Je m’en doutais vaguement. Je respire profondément, allons, ça commence à carburer. On vient de se replacer sur l’orbite, le Gros, ses morbacks et moi. Nous sommes plus qu’au vif du sujet : nous en sommes au cœur.

— Vous travaillez pour Chon ?

— Oui.

— Tu as connu Tepabosco ?

Il fronce les sourcils.

— Oui.

— Parle-moi de lui.

Il écarquille les yeux.

— Mais je ne sais pratiquement rien, señor. Sinon qu’il arrivait d’Europe pour surveiller Paulo Chon.

Donc, quoi qu’en pense le Boss, Casimodus était un traître.

— Comment le sais-tu ?

— Il l’a dit à Conchita.

— Et comment a-t-il connu Conchita ? Par hasard ?

— Je ne pense pas.

— Alors ?

Il hésite. Le suifeux reprend un peu du poil de la bête. Quand on discutaille avec un gars, il ne tarde pas à se sentir en confiance. Mais Béru veille. Il s’approche du ficelé et ce dernier reprend conscience de sa situation comme par enchantement.

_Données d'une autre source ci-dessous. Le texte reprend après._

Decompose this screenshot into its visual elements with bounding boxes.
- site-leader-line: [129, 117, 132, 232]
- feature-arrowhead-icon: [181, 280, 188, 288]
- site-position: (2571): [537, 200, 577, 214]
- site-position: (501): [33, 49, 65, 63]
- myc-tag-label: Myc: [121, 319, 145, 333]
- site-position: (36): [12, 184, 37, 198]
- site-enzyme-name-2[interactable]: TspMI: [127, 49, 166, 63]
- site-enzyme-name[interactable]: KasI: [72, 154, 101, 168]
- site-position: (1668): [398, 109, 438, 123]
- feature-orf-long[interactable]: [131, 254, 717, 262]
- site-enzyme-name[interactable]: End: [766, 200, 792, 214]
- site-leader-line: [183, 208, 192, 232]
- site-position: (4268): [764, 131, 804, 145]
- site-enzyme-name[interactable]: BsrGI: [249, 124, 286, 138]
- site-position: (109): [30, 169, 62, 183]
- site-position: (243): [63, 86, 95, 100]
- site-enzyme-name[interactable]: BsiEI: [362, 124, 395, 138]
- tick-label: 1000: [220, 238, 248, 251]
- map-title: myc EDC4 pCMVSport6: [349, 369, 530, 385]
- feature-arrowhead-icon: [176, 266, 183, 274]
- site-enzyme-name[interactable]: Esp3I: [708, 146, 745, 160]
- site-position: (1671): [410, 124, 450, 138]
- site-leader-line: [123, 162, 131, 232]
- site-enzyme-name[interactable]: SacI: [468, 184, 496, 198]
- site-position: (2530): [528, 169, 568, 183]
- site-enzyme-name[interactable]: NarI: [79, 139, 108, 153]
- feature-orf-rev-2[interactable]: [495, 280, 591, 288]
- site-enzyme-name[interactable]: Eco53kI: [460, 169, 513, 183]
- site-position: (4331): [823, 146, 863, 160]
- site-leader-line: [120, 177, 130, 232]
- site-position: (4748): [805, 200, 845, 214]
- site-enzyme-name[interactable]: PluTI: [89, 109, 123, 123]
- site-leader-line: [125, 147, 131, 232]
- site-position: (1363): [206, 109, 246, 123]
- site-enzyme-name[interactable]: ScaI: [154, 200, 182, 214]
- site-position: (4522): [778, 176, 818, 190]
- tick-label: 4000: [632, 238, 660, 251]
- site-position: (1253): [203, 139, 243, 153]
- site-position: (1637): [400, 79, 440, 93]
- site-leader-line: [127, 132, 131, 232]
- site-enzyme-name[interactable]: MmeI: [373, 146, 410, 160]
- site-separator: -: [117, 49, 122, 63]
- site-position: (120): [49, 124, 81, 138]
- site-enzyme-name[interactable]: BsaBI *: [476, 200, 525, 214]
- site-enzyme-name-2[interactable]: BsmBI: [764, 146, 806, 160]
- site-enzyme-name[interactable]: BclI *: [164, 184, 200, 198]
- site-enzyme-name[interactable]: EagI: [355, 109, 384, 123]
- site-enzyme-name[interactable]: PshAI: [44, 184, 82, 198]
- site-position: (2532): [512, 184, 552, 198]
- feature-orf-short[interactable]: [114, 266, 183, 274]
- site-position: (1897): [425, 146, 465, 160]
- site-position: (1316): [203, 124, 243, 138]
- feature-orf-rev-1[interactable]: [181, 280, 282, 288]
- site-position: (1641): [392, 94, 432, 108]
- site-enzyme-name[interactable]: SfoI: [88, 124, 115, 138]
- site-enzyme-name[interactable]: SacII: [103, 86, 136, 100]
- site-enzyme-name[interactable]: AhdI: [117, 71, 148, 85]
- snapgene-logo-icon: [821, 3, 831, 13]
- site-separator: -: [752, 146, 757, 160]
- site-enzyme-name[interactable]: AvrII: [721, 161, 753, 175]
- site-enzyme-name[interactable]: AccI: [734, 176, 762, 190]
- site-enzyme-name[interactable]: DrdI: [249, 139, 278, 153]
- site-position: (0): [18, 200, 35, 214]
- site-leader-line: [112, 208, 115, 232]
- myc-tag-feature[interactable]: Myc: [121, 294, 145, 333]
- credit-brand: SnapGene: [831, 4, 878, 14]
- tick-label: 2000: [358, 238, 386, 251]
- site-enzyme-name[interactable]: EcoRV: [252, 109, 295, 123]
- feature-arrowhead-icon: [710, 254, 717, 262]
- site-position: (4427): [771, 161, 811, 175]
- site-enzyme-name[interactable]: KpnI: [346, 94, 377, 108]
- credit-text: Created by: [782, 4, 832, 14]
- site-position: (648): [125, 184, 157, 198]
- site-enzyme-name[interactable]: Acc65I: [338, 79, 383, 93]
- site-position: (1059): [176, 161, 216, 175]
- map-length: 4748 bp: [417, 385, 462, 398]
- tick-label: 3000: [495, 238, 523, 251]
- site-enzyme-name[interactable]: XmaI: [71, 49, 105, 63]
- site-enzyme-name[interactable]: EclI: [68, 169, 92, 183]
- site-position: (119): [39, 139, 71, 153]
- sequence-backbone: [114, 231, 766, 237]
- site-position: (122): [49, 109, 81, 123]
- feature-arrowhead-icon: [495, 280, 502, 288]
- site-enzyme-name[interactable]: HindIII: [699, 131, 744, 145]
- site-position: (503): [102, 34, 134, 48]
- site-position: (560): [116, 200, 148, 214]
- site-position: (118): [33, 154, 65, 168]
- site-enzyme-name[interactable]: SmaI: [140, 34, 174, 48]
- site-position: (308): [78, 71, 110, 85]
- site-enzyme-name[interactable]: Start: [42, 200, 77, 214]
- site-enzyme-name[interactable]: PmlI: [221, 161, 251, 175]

— Je vais tout vous dire, señor. Paulo Chon a été prévenu par une lettre anonyme qu’un étranger venait d’arriver à l’Hôtel Dubonn e Sinzano avec l’intention de lui nuire.

— Intéressant. Alors ?

— Alors il a chargé Conchita d’entrer en contact avec l’homme.

— Quelle idée ?

— Paulo Chon est un homme très habile, señor. Il sait que très souvent la ruse d’une femme réussit là où la force d’un homme échoue.

— Continue.

— L’homme en question a, je crois, subi le charme de Conchita.

— Et il a parlé ?

— Pas tout de suite. Mais il a parlé. Mieux : il a fait alliance avec elle et Chon. Pour avoir un alibi vis-à-vis de ses chefs d’Europe il a fait exprès d’avoir un accident. C’est tout ce que je sais, señor. Par le sang du Christ, je le jure !

À mon humble avis ça n’est déjà pas mal.

— Es-tu au courant des rendez-vous qu’a Paulo Chon avec des gens de la Guadeloupe ?

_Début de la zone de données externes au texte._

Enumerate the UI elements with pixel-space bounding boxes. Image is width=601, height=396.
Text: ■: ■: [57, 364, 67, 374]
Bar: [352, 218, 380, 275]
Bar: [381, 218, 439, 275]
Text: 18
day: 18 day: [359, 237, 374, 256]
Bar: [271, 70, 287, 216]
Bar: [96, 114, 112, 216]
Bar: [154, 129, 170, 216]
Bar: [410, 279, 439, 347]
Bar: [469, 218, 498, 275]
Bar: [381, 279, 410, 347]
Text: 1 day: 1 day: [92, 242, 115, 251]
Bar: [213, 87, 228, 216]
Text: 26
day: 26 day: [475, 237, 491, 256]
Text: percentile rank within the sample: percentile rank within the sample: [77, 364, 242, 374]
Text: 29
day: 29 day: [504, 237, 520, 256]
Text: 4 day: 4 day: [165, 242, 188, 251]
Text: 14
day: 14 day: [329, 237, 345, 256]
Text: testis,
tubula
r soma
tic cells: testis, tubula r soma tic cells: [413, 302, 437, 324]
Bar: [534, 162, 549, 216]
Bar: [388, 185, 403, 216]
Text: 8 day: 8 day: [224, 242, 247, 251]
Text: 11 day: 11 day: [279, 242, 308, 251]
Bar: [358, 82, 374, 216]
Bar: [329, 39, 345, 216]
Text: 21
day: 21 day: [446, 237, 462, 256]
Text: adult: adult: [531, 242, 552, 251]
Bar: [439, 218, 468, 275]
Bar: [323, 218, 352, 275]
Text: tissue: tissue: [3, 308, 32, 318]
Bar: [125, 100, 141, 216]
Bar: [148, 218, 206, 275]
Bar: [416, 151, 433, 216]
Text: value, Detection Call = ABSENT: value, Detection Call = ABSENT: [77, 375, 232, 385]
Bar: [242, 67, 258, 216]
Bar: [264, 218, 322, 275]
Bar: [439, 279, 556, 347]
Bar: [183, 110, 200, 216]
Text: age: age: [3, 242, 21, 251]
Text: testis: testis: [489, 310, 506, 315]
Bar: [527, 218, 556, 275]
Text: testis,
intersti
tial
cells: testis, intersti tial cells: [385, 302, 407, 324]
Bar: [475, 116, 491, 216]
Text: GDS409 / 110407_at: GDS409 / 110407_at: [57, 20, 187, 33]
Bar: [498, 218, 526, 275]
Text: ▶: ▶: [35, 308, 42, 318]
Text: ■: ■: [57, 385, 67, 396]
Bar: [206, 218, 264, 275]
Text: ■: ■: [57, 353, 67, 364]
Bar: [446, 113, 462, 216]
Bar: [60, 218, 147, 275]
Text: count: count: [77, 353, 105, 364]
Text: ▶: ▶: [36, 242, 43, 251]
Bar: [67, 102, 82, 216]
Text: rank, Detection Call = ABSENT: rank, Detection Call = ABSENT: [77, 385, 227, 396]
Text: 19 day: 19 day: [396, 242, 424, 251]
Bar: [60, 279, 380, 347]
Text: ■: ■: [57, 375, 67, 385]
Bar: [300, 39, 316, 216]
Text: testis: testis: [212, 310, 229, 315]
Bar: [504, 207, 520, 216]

— Absolument pas, señor. Je travaille assez peu pour Chon. Je… je ne fais que récolter pour lui des renseignements dans les lieux publics.

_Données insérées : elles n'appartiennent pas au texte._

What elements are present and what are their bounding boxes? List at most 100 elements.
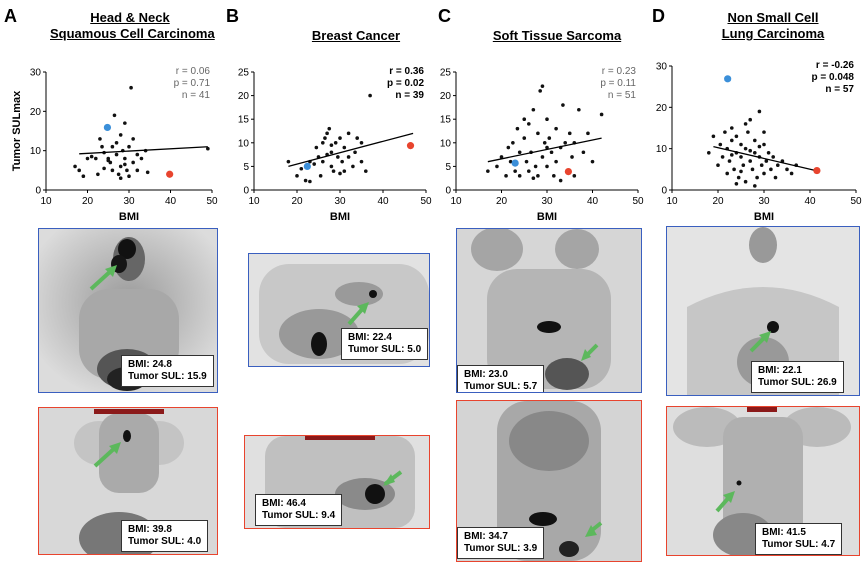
data-point bbox=[547, 136, 552, 140]
data-point bbox=[308, 179, 312, 184]
data-point bbox=[538, 89, 542, 93]
data-point bbox=[106, 158, 111, 163]
data-point bbox=[321, 141, 325, 145]
y-tick-label: 0 bbox=[445, 186, 451, 197]
data-point bbox=[711, 134, 716, 139]
stat-n: n = 39 bbox=[395, 90, 424, 101]
x-tick-label: 30 bbox=[541, 196, 553, 207]
data-point bbox=[333, 141, 338, 145]
scan-sul: Tumor SUL: 9.4 bbox=[262, 510, 336, 521]
panel-letter: D bbox=[652, 6, 665, 26]
panel-title: Breast Cancer bbox=[276, 28, 436, 44]
highlight-point-red bbox=[166, 170, 174, 178]
panel-title-line-1: Soft Tissue Sarcoma bbox=[492, 28, 622, 43]
pet-scan-image bbox=[457, 229, 641, 392]
y-tick-label: 0 bbox=[661, 186, 667, 197]
data-point bbox=[570, 155, 574, 159]
data-point bbox=[295, 174, 299, 178]
highlight-point-red bbox=[564, 167, 572, 176]
data-point bbox=[727, 159, 732, 163]
data-point bbox=[590, 159, 595, 164]
data-point bbox=[123, 162, 127, 167]
pet-scan-high-bmi: BMI: 41.5 Tumor SUL: 4.7 bbox=[666, 406, 860, 556]
data-point bbox=[785, 167, 789, 172]
scan-sul: Tumor SUL: 5.0 bbox=[348, 344, 422, 355]
stat-r: r = 0.06 bbox=[176, 66, 211, 77]
y-tick-label: 15 bbox=[238, 115, 250, 126]
data-point bbox=[123, 156, 127, 161]
data-point bbox=[755, 175, 759, 180]
x-tick-label: 50 bbox=[632, 196, 644, 207]
data-point bbox=[536, 131, 540, 136]
scan-bmi: BMI: 24.8 bbox=[128, 359, 172, 370]
data-point bbox=[533, 164, 538, 169]
data-point bbox=[81, 174, 86, 179]
x-tick-label: 30 bbox=[758, 196, 770, 207]
scan-bmi: BMI: 22.4 bbox=[348, 332, 392, 343]
data-point bbox=[739, 142, 743, 147]
data-point bbox=[554, 159, 558, 164]
data-point bbox=[732, 167, 736, 172]
data-point bbox=[368, 93, 372, 98]
x-tick-label: 40 bbox=[377, 196, 389, 207]
data-point bbox=[766, 151, 771, 155]
data-point bbox=[89, 154, 94, 159]
data-point bbox=[118, 133, 123, 137]
y-tick-label: 20 bbox=[440, 91, 452, 102]
data-point bbox=[77, 168, 81, 173]
pet-scan-low-bmi: BMI: 22.4 Tumor SUL: 5.0 bbox=[248, 253, 430, 367]
stat-n: n = 51 bbox=[608, 90, 637, 101]
data-point bbox=[517, 174, 522, 178]
data-point bbox=[504, 174, 508, 178]
y-tick-label: 20 bbox=[238, 91, 250, 102]
regression-line bbox=[713, 145, 820, 173]
x-tick-label: 40 bbox=[804, 196, 816, 207]
data-point bbox=[110, 168, 115, 173]
data-point bbox=[342, 145, 347, 150]
data-point bbox=[734, 182, 739, 186]
data-point bbox=[757, 144, 762, 149]
scan-label: BMI: 46.4 Tumor SUL: 9.4 bbox=[255, 494, 343, 526]
pet-scan-low-bmi: BMI: 23.0 Tumor SUL: 5.7 bbox=[456, 228, 642, 393]
data-point bbox=[364, 169, 368, 173]
data-point bbox=[725, 171, 729, 176]
data-point bbox=[139, 156, 144, 161]
data-point bbox=[135, 168, 140, 173]
pet-scan-high-bmi: BMI: 46.4 Tumor SUL: 9.4 bbox=[244, 435, 430, 529]
y-axis-label: Tumor SULmax bbox=[11, 90, 23, 171]
data-point bbox=[331, 169, 336, 173]
data-point bbox=[499, 155, 504, 159]
data-point bbox=[730, 126, 734, 130]
data-point bbox=[112, 113, 117, 118]
data-point bbox=[85, 156, 90, 161]
data-point bbox=[716, 163, 720, 167]
y-tick-label: 20 bbox=[656, 103, 668, 114]
panel-title: Non Small Cell Lung Carcinoma bbox=[688, 10, 858, 42]
data-point bbox=[741, 163, 746, 167]
data-point bbox=[757, 109, 762, 114]
x-tick-label: 20 bbox=[496, 196, 508, 207]
panel-c: C Soft Tissue Sarcoma 10 20 30 40 50 0 5 10 15 20… bbox=[432, 0, 648, 568]
data-point bbox=[531, 107, 536, 112]
x-tick-label: 50 bbox=[206, 196, 218, 207]
data-point bbox=[707, 151, 711, 155]
data-point bbox=[527, 169, 531, 173]
x-tick-label: 50 bbox=[420, 196, 432, 207]
regression-line bbox=[79, 146, 208, 155]
scan-bmi: BMI: 46.4 bbox=[262, 498, 306, 509]
y-tick-label: 10 bbox=[238, 138, 250, 149]
data-point bbox=[759, 163, 764, 167]
data-point bbox=[327, 126, 332, 131]
data-point bbox=[522, 136, 527, 140]
stat-p: p = 0.048 bbox=[811, 72, 854, 83]
panel-title-line-1: Head & Neck bbox=[90, 10, 170, 25]
data-point bbox=[102, 166, 106, 171]
scan-bmi: BMI: 23.0 bbox=[464, 369, 508, 380]
data-point bbox=[73, 164, 77, 169]
x-tick-label: 40 bbox=[587, 196, 599, 207]
data-point bbox=[577, 107, 581, 112]
data-point bbox=[131, 137, 135, 141]
x-axis-label: BMI bbox=[537, 211, 557, 223]
data-point bbox=[114, 152, 119, 157]
data-point bbox=[762, 171, 766, 176]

Un indic. Un simple indic. Je traduis à Béru qui hausse ses magnifiques épaules de plantigrade.

— Pas étonnant qu’il s’affale dès qu’on lui donne une tape ! fait mon camarade avec mépris.

— Passons maintenant à la souris, dis-je. Elle doit en avoir long comme un peloton de ficelle à nous raconter. M’est avis qu’elle est dans les papelards du chef poulet, elle.

— Je te la ramène, fait le Béru.

Il passe dans la pièce voisine et y pousse un grand cri intraduisible en sanscrit. Quand le Gros pousse une beuglante, faites-moi confiance, point n’est besoin de baisser l’intensité du poste de radio.

Il radine, toujours en chaussettes.

— Cette vermine de maison de passe s’est échappée !

— Hein ?

— Elle a frotté ses liens contre la plaque de verre du bureau pour les cisailler.

Je me pince le nez, ce qui, chez moi, est le signe extérieur d’une intense réflexion.

— On n’a plus qu’à déménager en vitesse, Gros. À l’heure qu’il est l’alerte est peut-être donnée et on va avoir droit à une corrida de première !

À peine ai-je parlé qu’un ronflement d’auto nous parvient. Des portières claquent : une, deux, trois, quatre, cinq, six…

Doit y avoir une tripotée de bagnoles.

— V’là de la visite, annonce Béru. Tu crois qu’ils viennent prendre le thé, ou quoi ?

— La fenêtre, soufflé-je, vite !

— Mais je suis t’en chaussettes, objecte Sa Rondeur.

— Objection non valable, Votre Sonnerie, fais-je en sautant dans le jardin.